Florence Delay, de l'Académie française commente, avec le metteur en scène Christian Schiaretti l'oeuvre de Tirso de Molina en son époque, le Siècle d'Or.

Florence Delay

Florence Delay de l'Académie Française remonte à la source du mythe en évoquant «Le burlador de Séville» pièce écrite par un moine espagnol du XVIIème siècle : Tirso de Molina qui met en scène Don Juan pour la première fois.

A ses côtés, le metteur en scène Christian Schiaretti, grâce auquel « Le Burlador de Séville » est à l'affiche au théâtre Nanterre-Amandiers jusqu'au 6 avril 2011. Tous deux campent le décor qui a inspiré le moine Tirso en soulignant l'abondance de la littérature théâtrale durant le Siècle d'Or, et la ferveur du public espagnol de l'époque.
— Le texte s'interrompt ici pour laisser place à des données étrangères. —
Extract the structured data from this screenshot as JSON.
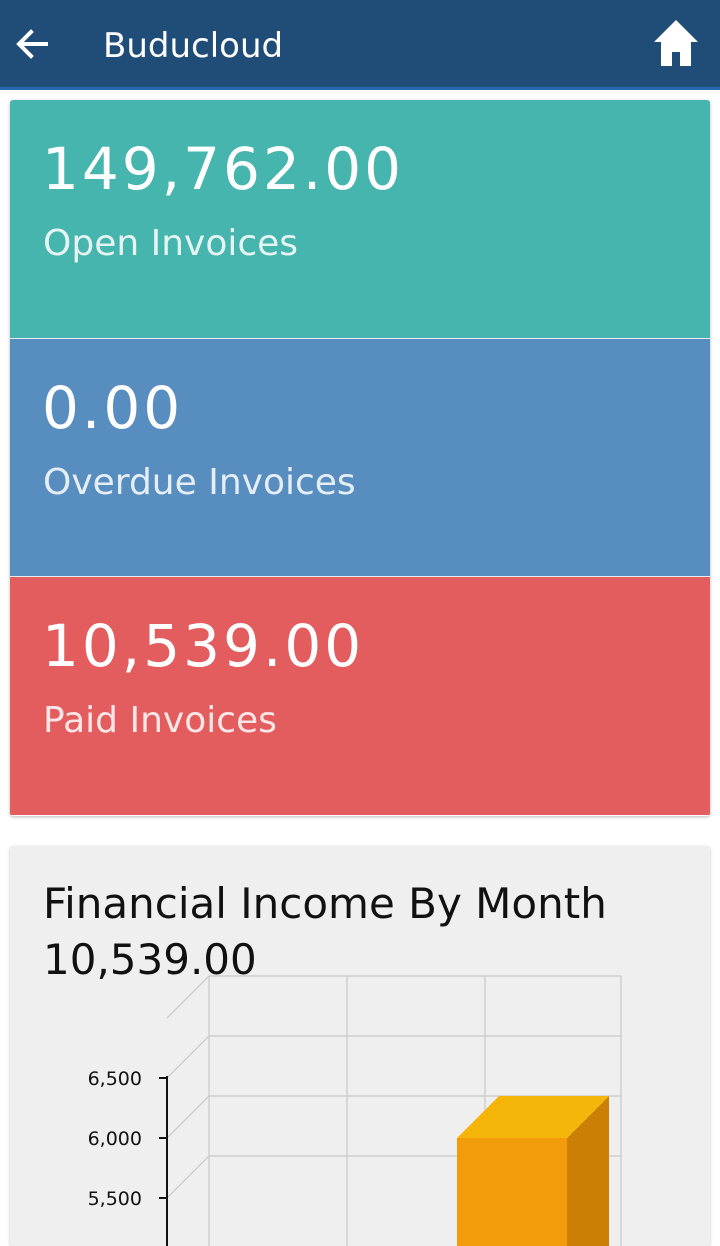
{
  "appbar": {
    "title": "Buducloud",
    "back_icon": "arrow-left-icon",
    "home_icon": "home-icon",
    "color": "#1f4d78"
  },
  "summary": [
    {
      "value": "149,762.00",
      "label": "Open Invoices",
      "color": "#45b5ad"
    },
    {
      "value": "0.00",
      "label": "Overdue Invoices",
      "color": "#578dbf"
    },
    {
      "value": "10,539.00",
      "label": "Paid Invoices",
      "color": "#e35c5e"
    }
  ],
  "chart": {
    "title": "Financial Income By Month",
    "total": "10,539.00"
  },
  "chart_data": {
    "type": "bar",
    "title": "Financial Income By Month",
    "xlabel": "",
    "ylabel": "",
    "y_ticks": [
      "5,500",
      "6,000",
      "6,500"
    ],
    "visible_ylim": [
      5500,
      6500
    ],
    "series": [
      {
        "values": [
          6000
        ],
        "color": "#f39c0b",
        "bar_note": "3D bar in third category column, top at 6,000"
      }
    ],
    "grid": true
  }
}
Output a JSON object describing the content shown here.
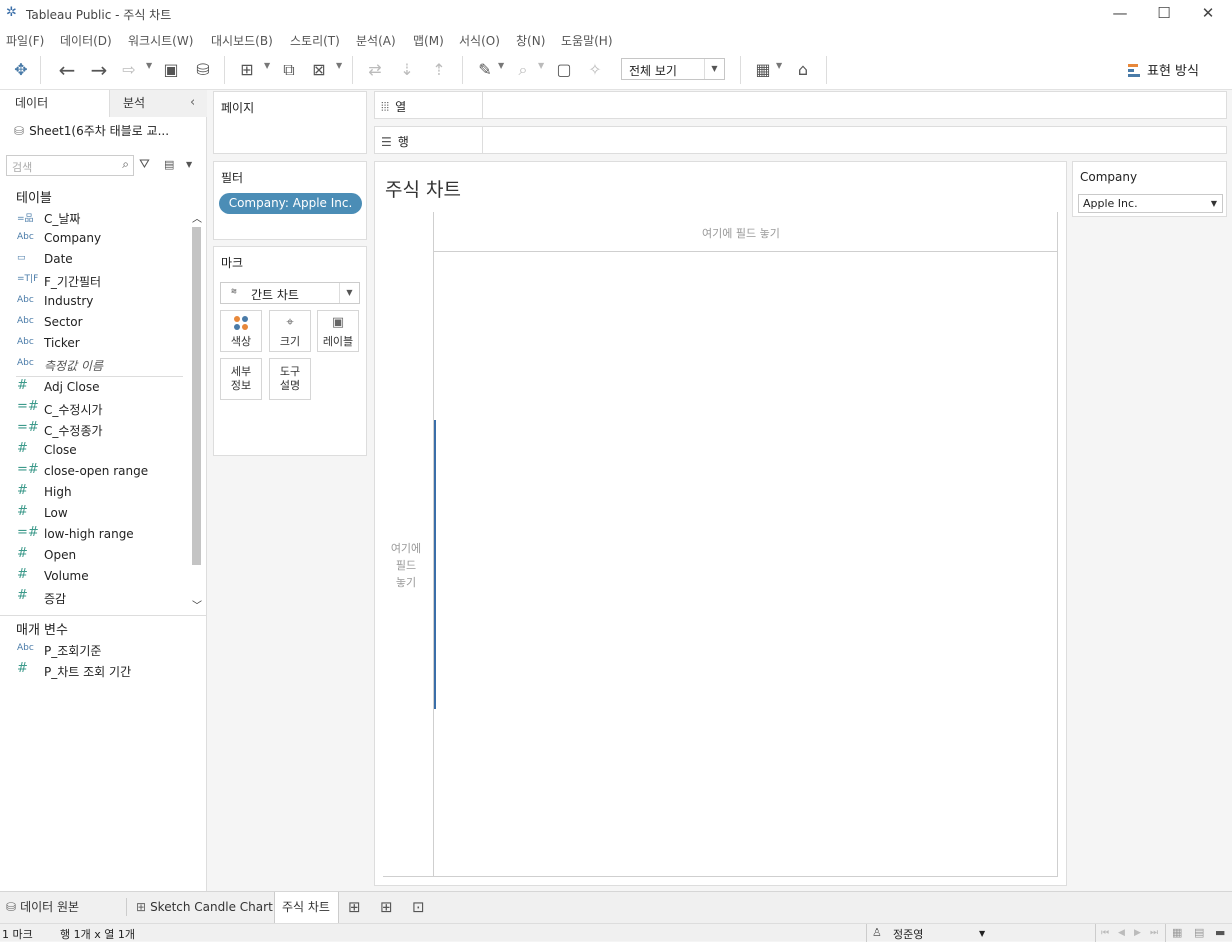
{
  "window": {
    "title": "Tableau Public - 주식 차트"
  },
  "menu": [
    "파일(F)",
    "데이터(D)",
    "워크시트(W)",
    "대시보드(B)",
    "스토리(T)",
    "분석(A)",
    "맵(M)",
    "서식(O)",
    "창(N)",
    "도움말(H)"
  ],
  "toolbar": {
    "view_mode": "전체 보기",
    "show_me": "표현 방식"
  },
  "data_pane": {
    "tab_data": "데이터",
    "tab_analysis": "분석",
    "datasource": "Sheet1(6주차 태블로 교...",
    "search_placeholder": "검색",
    "tables_header": "테이블",
    "dimensions": [
      {
        "icon": "calc-date-icon",
        "glyph": "=品",
        "name": "C_날짜"
      },
      {
        "icon": "string-icon",
        "glyph": "Abc",
        "name": "Company"
      },
      {
        "icon": "date-icon",
        "glyph": "▭",
        "name": "Date"
      },
      {
        "icon": "calc-bool-icon",
        "glyph": "=T|F",
        "name": "F_기간필터"
      },
      {
        "icon": "string-icon",
        "glyph": "Abc",
        "name": "Industry"
      },
      {
        "icon": "string-icon",
        "glyph": "Abc",
        "name": "Sector"
      },
      {
        "icon": "string-icon",
        "glyph": "Abc",
        "name": "Ticker"
      },
      {
        "icon": "string-icon",
        "glyph": "Abc",
        "name": "측정값 이름"
      }
    ],
    "measures": [
      {
        "icon": "number-icon",
        "glyph": "#",
        "name": "Adj Close"
      },
      {
        "icon": "calc-number-icon",
        "glyph": "=#",
        "name": "C_수정시가"
      },
      {
        "icon": "calc-number-icon",
        "glyph": "=#",
        "name": "C_수정종가"
      },
      {
        "icon": "number-icon",
        "glyph": "#",
        "name": "Close"
      },
      {
        "icon": "calc-number-icon",
        "glyph": "=#",
        "name": "close-open range"
      },
      {
        "icon": "number-icon",
        "glyph": "#",
        "name": "High"
      },
      {
        "icon": "number-icon",
        "glyph": "#",
        "name": "Low"
      },
      {
        "icon": "calc-number-icon",
        "glyph": "=#",
        "name": "low-high range"
      },
      {
        "icon": "number-icon",
        "glyph": "#",
        "name": "Open"
      },
      {
        "icon": "number-icon",
        "glyph": "#",
        "name": "Volume"
      },
      {
        "icon": "number-icon",
        "glyph": "#",
        "name": "증감"
      }
    ],
    "parameters_header": "매개 변수",
    "parameters": [
      {
        "icon": "string-icon",
        "glyph": "Abc",
        "name": "P_조회기준"
      },
      {
        "icon": "number-icon",
        "glyph": "#",
        "name": "P_차트 조회 기간"
      }
    ]
  },
  "cards": {
    "pages": "페이지",
    "filters": "필터",
    "filter_pill": "Company: Apple Inc.",
    "marks": "마크",
    "mark_type": "간트 차트",
    "mark_buttons": {
      "color": "색상",
      "size": "크기",
      "label": "레이블",
      "detail": "세부\n정보",
      "tooltip": "도구\n설명"
    }
  },
  "shelves": {
    "columns": "열",
    "rows": "행"
  },
  "view": {
    "title": "주식 차트",
    "drop_columns": "여기에 필드 놓기",
    "drop_rows": "여기에\n필드\n놓기"
  },
  "legend": {
    "title": "Company",
    "value": "Apple Inc."
  },
  "sheet_tabs": {
    "datasource": "데이터 원본",
    "sheet1": "Sketch Candle Chart",
    "sheet2": "주식 차트"
  },
  "status": {
    "marks": "1 마크",
    "rows_cols": "행 1개 x 열 1개",
    "user": "정준영"
  },
  "colors": {
    "accent": "#4b8db6",
    "measure": "#3d9a8b",
    "dimension": "#4a7ba8"
  }
}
Conquistador et mystique, le Siècle d'Or met en scène le mythe de Don Juan, avec « El Burlador de Sevilla » de Tirso de Molina publié vers 1625. Pourquoi l'attrait pour la « burla », le mensonge, la « mala vida » et la fascination des voix —, et des voies- de Dieu sont-ils si emblématiques de la société espagnole du début du XVIIe siècle ?

Florence Delay, romancière et essayiste, aime le théâtre et l'Espagne. Elle a publié Mon Espagne, Or et Ciel (Hermann Editeurs, 2008) et a traduit La Célestine de Fernando de Rojas, mise en scène par Antoine Vitez en 1989, puis, dans une autre version, par Christian Schiaretti, au T.N.P de Villeurbanne et aux Amandiers à Nanterre en 2011.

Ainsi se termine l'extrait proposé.